Can commercial GPUs survive in space?

Starcloud-1 demonstrated that commercial NVIDIA H100 GPUs can operate in low Earth orbit without radiation hardening. LEO's radiation environment is far less severe than geostationary orbit, and radiation effects like bit flips can be managed through software error correction, checkpointing, and the H100's built-in ECC memory. The 100x performance advantage of commercial GPUs over rad-hard processors makes this approach economically compelling.

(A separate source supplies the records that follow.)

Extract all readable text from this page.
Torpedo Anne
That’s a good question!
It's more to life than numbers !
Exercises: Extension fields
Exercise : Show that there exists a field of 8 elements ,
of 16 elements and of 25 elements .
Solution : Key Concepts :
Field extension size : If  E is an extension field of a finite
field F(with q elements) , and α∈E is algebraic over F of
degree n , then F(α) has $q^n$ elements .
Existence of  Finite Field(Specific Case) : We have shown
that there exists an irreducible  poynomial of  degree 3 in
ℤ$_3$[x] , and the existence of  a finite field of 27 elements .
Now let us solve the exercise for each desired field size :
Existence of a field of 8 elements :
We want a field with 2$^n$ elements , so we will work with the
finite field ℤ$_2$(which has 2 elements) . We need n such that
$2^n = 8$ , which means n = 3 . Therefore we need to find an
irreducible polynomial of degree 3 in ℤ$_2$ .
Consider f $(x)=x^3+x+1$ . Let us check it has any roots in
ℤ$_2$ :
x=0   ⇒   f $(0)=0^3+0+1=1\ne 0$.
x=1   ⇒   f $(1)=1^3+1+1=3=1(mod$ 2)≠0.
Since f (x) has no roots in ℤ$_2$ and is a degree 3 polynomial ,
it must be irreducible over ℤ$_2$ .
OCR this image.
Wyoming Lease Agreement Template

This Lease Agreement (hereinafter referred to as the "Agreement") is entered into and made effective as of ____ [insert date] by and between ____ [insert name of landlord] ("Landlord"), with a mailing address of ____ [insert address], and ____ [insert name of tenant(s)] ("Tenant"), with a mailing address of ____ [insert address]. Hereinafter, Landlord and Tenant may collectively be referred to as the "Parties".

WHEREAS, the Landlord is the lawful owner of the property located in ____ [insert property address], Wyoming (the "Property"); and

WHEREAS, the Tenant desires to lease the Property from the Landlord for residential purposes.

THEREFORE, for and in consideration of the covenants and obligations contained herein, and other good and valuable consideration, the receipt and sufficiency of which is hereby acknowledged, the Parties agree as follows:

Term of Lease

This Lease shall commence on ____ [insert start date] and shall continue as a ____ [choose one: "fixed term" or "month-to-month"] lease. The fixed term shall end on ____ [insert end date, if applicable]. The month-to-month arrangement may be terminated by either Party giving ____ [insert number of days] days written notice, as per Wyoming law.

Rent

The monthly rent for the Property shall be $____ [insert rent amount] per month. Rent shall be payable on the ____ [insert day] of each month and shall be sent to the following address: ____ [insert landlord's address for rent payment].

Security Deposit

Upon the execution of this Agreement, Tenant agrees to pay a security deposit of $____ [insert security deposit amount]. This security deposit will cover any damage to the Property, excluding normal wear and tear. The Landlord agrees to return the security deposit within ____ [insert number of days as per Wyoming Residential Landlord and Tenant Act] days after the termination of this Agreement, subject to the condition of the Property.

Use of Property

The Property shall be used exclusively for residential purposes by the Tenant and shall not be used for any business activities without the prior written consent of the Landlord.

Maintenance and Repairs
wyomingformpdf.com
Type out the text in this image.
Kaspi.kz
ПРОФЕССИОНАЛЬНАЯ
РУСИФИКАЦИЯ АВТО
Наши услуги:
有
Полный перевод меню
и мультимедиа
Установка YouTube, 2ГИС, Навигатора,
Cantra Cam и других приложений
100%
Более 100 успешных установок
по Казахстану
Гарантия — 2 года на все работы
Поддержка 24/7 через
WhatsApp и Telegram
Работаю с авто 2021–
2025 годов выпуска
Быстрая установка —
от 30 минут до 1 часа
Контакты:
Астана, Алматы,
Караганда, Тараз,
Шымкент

How is cooling handled in space?

Since there is no air in space for conventional cooling, Starcloud-1 uses radiative cooling — transferring heat from the GPU to radiator panels that emit infrared radiation into the vacuum of space (background temperature ~3 Kelvin). The vacuum environment eliminates convective interference, and the extreme temperature differential between the hot GPU and cold space provides efficient thermal dissipation without water or electricity.